Sea el tema la necesidad que el poeta tiene de equilibrio, es decir, de ser dueño de sí mismo, y como la noche habría de prestarse a ello. Pero esa inagotable hila de respirar fogoso, que el quinto verso nos presenta en su natural encabalgamiento con el sexto, desbarata tal posibilidad. Cunde entonces el desaliento del sueño y en consecuencia la pérdida del dominio de sí. Cae supuestamente el desorden cuando el poeta es tomado, sospechamos, por el frenesí de la poesía.
El cuerpo, la horma es tomada, el equilibrio formal no existe sino que el temperamento va labrando la forma. El equilibrio no está sino en ese dejar manar la labor poética: no ser dueño, pues. La voz que ya vimos que viene a visitar al poeta sin aviso, que obligado está a darle el molde necesario de la existencia. El molde de la espinela.
Pues bien, todo Horma es ese dar forma a la voz que surge y nace en el interior del propio poeta. Esta es la causa de la frágil seguridad lo mueve, que le muestra no ser dueño de sí mismo y que en consecuencia hace del poeta un poeta de espinelas, es decir, de la estrofa de lo inseguro.

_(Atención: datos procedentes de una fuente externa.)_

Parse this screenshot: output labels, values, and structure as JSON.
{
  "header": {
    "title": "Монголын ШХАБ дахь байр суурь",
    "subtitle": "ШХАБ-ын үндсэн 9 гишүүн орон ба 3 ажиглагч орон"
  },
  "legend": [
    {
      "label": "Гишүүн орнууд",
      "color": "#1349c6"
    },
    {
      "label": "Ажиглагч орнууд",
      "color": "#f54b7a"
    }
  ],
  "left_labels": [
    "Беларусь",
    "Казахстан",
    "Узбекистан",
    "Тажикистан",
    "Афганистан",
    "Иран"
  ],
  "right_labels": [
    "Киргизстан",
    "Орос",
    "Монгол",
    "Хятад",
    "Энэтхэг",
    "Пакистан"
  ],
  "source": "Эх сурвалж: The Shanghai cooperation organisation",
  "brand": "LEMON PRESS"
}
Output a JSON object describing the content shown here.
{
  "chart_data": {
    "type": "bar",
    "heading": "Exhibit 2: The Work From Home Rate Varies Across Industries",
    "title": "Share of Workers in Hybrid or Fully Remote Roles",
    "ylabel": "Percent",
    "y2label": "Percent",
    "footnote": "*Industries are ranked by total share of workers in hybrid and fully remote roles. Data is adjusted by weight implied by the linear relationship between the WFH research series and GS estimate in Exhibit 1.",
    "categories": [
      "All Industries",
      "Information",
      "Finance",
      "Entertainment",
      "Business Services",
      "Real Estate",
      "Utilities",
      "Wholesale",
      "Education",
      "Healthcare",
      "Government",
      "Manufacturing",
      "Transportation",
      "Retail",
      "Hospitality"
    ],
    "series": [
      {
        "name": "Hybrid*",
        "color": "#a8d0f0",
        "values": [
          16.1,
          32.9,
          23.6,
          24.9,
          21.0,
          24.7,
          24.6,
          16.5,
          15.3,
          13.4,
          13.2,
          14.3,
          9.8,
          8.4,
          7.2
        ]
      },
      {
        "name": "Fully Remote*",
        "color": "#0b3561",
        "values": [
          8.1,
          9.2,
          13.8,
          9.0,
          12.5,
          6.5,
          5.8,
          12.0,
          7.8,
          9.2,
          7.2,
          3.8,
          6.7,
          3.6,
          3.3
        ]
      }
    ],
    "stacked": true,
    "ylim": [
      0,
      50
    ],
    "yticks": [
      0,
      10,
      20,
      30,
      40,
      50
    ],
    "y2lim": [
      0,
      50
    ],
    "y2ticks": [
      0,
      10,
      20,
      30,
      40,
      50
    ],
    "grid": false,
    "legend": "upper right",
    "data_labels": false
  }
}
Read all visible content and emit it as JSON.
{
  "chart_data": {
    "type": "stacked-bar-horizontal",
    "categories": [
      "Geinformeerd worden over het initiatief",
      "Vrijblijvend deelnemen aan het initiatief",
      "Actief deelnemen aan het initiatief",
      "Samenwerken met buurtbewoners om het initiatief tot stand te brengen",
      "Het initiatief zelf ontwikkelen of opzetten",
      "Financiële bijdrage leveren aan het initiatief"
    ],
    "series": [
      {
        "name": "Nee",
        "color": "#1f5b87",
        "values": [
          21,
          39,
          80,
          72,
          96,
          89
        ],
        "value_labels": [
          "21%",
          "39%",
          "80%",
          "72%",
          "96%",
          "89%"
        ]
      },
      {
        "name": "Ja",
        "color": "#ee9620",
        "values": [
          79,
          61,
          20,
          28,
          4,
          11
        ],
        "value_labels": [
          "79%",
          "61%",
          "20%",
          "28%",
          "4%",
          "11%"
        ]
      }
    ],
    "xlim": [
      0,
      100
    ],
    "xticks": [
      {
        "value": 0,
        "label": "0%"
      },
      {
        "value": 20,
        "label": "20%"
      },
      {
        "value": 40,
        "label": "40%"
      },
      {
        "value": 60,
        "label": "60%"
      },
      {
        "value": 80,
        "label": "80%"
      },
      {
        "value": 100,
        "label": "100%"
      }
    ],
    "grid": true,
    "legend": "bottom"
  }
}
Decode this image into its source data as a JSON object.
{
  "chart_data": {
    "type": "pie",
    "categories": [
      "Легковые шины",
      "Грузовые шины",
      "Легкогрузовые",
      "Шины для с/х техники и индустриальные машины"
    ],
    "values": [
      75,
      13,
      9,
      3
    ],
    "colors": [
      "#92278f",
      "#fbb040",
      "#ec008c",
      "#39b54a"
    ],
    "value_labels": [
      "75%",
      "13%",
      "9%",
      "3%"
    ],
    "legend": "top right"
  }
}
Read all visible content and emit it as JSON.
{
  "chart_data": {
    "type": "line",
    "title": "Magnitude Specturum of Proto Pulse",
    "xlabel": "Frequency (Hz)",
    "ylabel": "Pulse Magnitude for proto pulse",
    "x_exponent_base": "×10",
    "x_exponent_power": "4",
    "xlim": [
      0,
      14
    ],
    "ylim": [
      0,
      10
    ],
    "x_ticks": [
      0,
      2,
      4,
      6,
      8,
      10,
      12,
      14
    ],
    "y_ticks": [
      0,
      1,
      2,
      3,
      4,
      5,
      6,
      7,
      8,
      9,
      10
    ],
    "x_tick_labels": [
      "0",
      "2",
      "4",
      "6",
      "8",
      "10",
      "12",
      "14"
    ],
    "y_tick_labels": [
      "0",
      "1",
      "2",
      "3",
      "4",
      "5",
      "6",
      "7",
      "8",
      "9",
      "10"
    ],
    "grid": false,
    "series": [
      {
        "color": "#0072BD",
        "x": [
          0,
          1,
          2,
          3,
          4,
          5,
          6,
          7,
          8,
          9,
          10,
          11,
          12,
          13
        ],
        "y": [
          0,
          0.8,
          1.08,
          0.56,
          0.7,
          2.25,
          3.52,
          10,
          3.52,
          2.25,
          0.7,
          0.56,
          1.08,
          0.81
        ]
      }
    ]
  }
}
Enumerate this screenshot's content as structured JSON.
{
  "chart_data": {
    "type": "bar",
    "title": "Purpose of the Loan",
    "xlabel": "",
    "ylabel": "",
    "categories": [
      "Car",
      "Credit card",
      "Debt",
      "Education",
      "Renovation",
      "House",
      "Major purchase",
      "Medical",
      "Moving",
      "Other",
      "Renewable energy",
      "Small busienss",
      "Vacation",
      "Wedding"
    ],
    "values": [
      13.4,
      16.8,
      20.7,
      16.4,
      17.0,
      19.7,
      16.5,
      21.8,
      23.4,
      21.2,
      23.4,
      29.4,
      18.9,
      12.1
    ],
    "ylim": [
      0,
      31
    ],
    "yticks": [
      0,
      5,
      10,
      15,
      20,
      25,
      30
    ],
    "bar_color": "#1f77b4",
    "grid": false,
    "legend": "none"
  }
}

Las partes del libro: “El sonoro sentir”, “La tierra amarga”, “Lo fugaz sometido”, “Paisajes”, “La piedra viva”, “Thalía”, “Lo salvado (homenaje a Vivaldi)” son experiencias de la encarnación, experiencias de la toma de horma, de cómo lo no elegido, viene a ser en su expresión, expresión de indecisión, de reflexiones, de dudas, de fragilidad en fin, una décima espinela.